Many of my posts are bascially taken from my trading journal (which I keep entirely on a Hipster PDA). They include trades where I have capital at risk as well as paper trades. I like to post the setups and trades as they evolve vs. looking backwards later and doing the “woulda, coulda, shoulda” boogie. It’s much more useful in identifying opportunities for improvement in my methodology (if I have anything that could be called such).

If we operate only through the rose-colored glasses of memory, the hindsight dance is as useful with stock trading as it is with past relationships, that is, largely worthless. We need to know what we were thinking when we made the bad decision, and what information we were basing that decision on, in order to avoid repeating our errors.
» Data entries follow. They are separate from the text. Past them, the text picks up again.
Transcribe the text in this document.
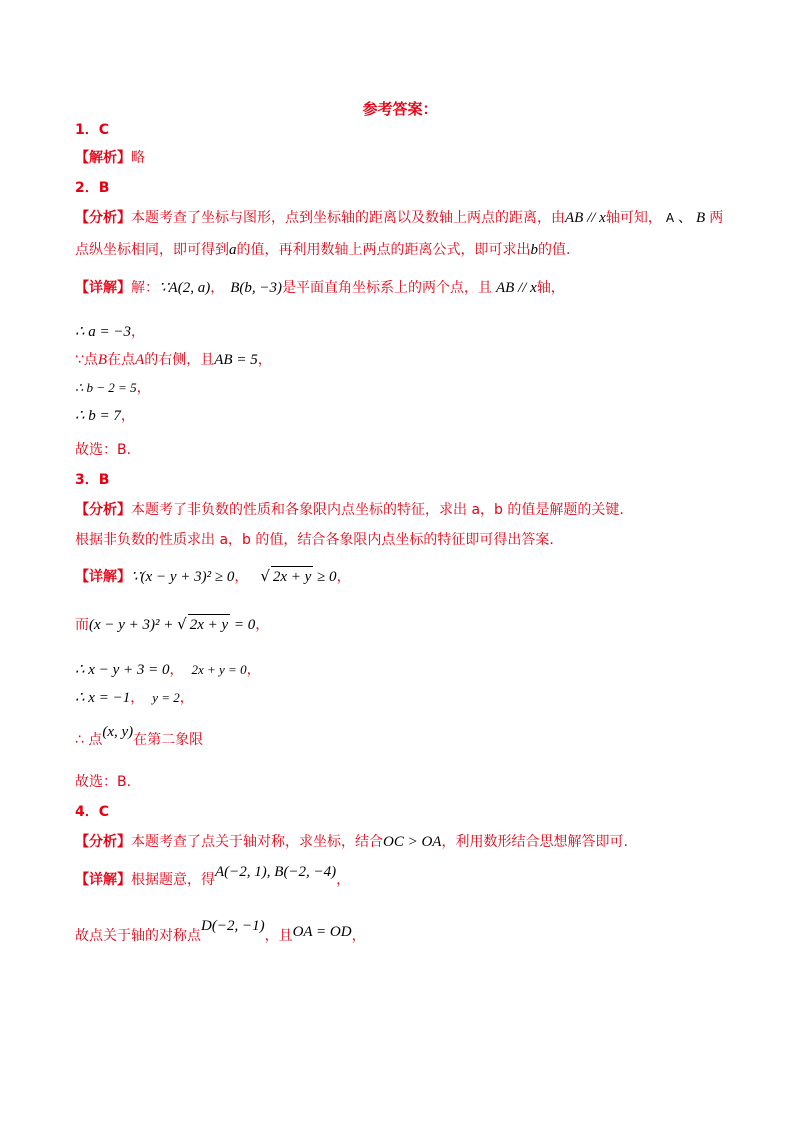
参考答案：
1．C
【解析】略
2．B
【分析】本题考查了坐标与图形，点到坐标轴的距离以及数轴上两点的距离，由AB // x轴可知， A 、 B 两
点纵坐标相同，即可得到a的值，再利用数轴上两点的距离公式，即可求出b的值.
【详解】解：∵A(2, a)， B(b, −3)是平面直角坐标系上的两个点，且 AB // x轴，
∴ a = −3，
∵点B在点A的右侧，且AB = 5，
∴ b − 2 = 5，
∴ b = 7，
故选：B.
3．B
【分析】本题考了非负数的性质和各象限内点坐标的特征，求出 a，b 的值是解题的关键.
根据非负数的性质求出 a，b 的值，结合各象限内点坐标的特征即可得出答案.
【详解】∵(x − y + 3)² ≥ 0， √ 2x + y ≥ 0，
而(x − y + 3)² + √ 2x + y = 0，
∴ x − y + 3 = 0， 2x + y = 0，
∴ x = −1， y = 2，
∴ 点(x, y)在第二象限
故选：B.
4．C
【分析】本题考查了点关于轴对称，求坐标，结合OC > OA，利用数形结合思想解答即可.
【详解】根据题意，得A(−2, 1), B(−2, −4)，
故点关于轴的对称点D(−2, −1)，且OA = OD，
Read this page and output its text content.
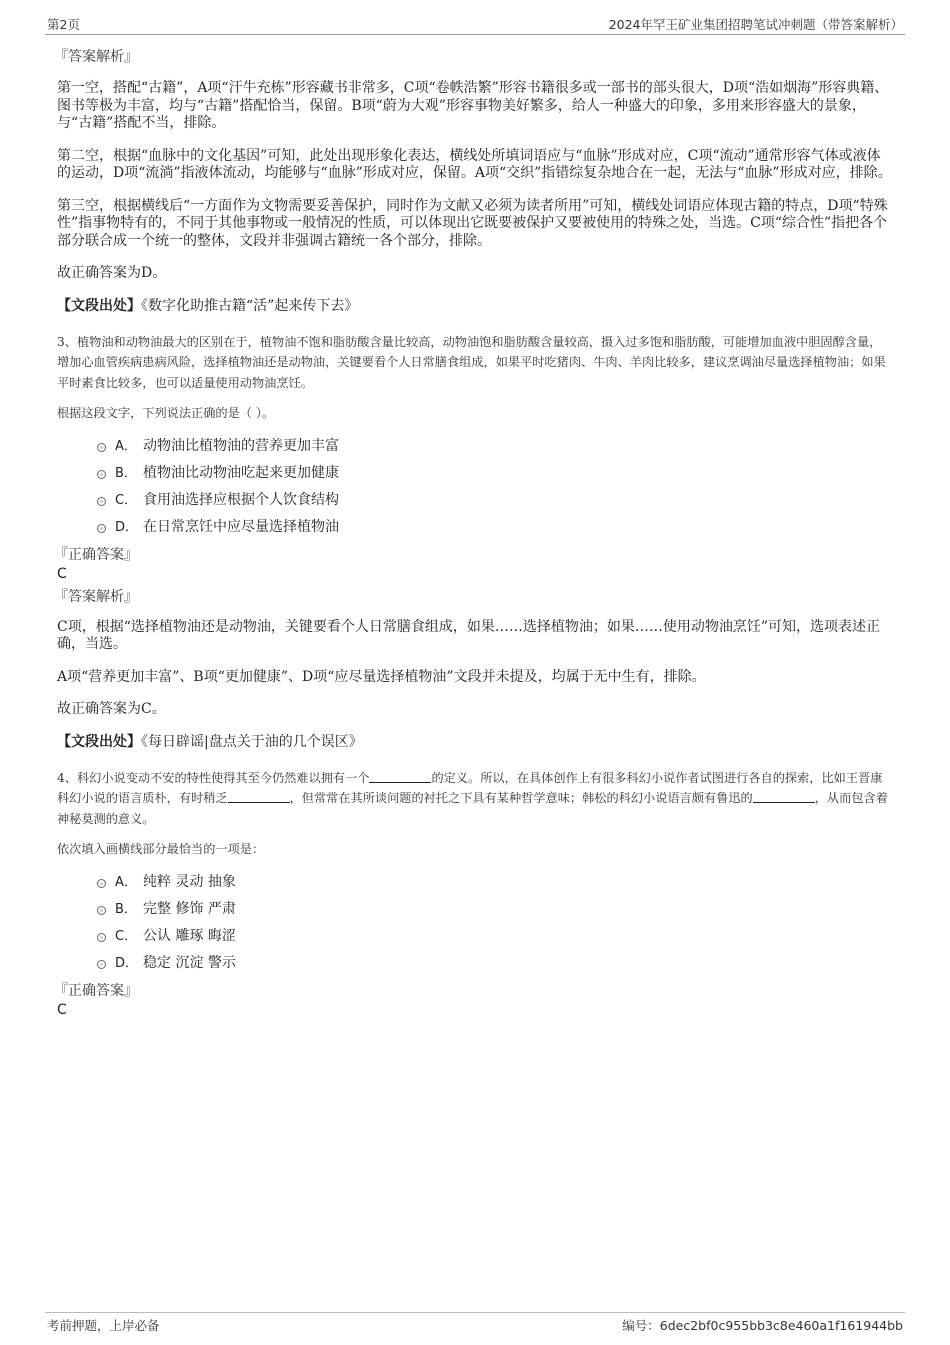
第2页	2024年罕王矿业集团招聘笔试冲刺题（带答案解析）
『答案解析』

第一空，搭配“古籍”，A项“汗牛充栋”形容藏书非常多，C项“卷帙浩繁”形容书籍很多或一部书的部头很大，D项“浩如烟海”形容典籍、图书等极为丰富，均与“古籍”搭配恰当，保留。B项“蔚为大观”形容事物美好繁多，给人一种盛大的印象，多用来形容盛大的景象，与“古籍”搭配不当，排除。

第二空，根据“血脉中的文化基因”可知，此处出现形象化表达，横线处所填词语应与“血脉”形成对应，C项“流动”通常形容气体或液体的运动，D项“流淌”指液体流动，均能够与“血脉”形成对应，保留。A项“交织”指错综复杂地合在一起，无法与“血脉”形成对应，排除。

第三空，根据横线后“一方面作为文物需要妥善保护，同时作为文献又必须为读者所用”可知，横线处词语应体现古籍的特点，D项“特殊性”指事物特有的，不同于其他事物或一般情况的性质，可以体现出它既要被保护又要被使用的特殊之处，当选。C项“综合性”指把各个部分联合成一个统一的整体，文段并非强调古籍统一各个部分，排除。

故正确答案为D。

【文段出处】《数字化助推古籍“活”起来传下去》

3、植物油和动物油最大的区别在于，植物油不饱和脂肪酸含量比较高，动物油饱和脂肪酸含量较高，摄入过多饱和脂肪酸，可能增加血液中胆固醇含量，增加心血管疾病患病风险，选择植物油还是动物油，关键要看个人日常膳食组成，如果平时吃猪肉、牛肉、羊肉比较多，建议烹调油尽量选择植物油；如果平时素食比较多，也可以适量使用动物油烹饪。

根据这段文字，下列说法正确的是（ ）。

A． 动物油比植物油的营养更加丰富
B． 植物油比动物油吃起来更加健康
C． 食用油选择应根据个人饮食结构
D． 在日常烹饪中应尽量选择植物油
『正确答案』
C
『答案解析』

C项，根据“选择植物油还是动物油，关键要看个人日常膳食组成，如果……选择植物油；如果……使用动物油烹饪”可知，选项表述正确，当选。

A项“营养更加丰富”、B项“更加健康”、D项“应尽量选择植物油”文段并未提及，均属于无中生有，排除。

故正确答案为C。

【文段出处】《每日辟谣|盘点关于油的几个误区》

4、科幻小说变动不安的特性使得其至今仍然难以拥有一个	的定义。所以，在具体创作上有很多科幻小说作者试图进行各自的探索，比如王晋康科幻小说的语言质朴，有时稍乏	，但常常在其所谈问题的衬托之下具有某种哲学意味；韩松的科幻小说语言颇有鲁迅的	，从而包含着神秘莫测的意义。

依次填入画横线部分最恰当的一项是：

A． 纯粹 灵动 抽象
B． 完整 修饰 严肃
C． 公认 雕琢 晦涩
D． 稳定 沉淀 警示
『正确答案』
C
考前押题，上岸必备	编号：6dec2bf0c955bb3c8e460a1f161944bb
It’s easy enough to look back at a situation, or a trade, and say “it was a huge mistake” or “it was a great call.” But what does that tell us about what to do in the current situation, or how to avoid getting into the same spot in the future? Not a damned thing, unless you consider “Don’t make mistakes” to be useful advice to give a human. We need more specific information… exactly where we should have turned left last time when instead we turned right.

What I (and many others) have found most useful, in both my trading and my personal life, is to keep a record of situations as they unfold, i.e. a journal. It enables us to look back later at what I was thinking “in the moment” and discern at what point and in which specific decisions and judgements was my thinking… stinking.

Then, when we find ourselves in the same situation in the future (and we all do, don’t we?), we will have the chance to make a different decision at the appropriate crossroad. Whether we actually make a different decision, well, that’s more about personal growth, our true primary journey on the old Third Stone from the Sun.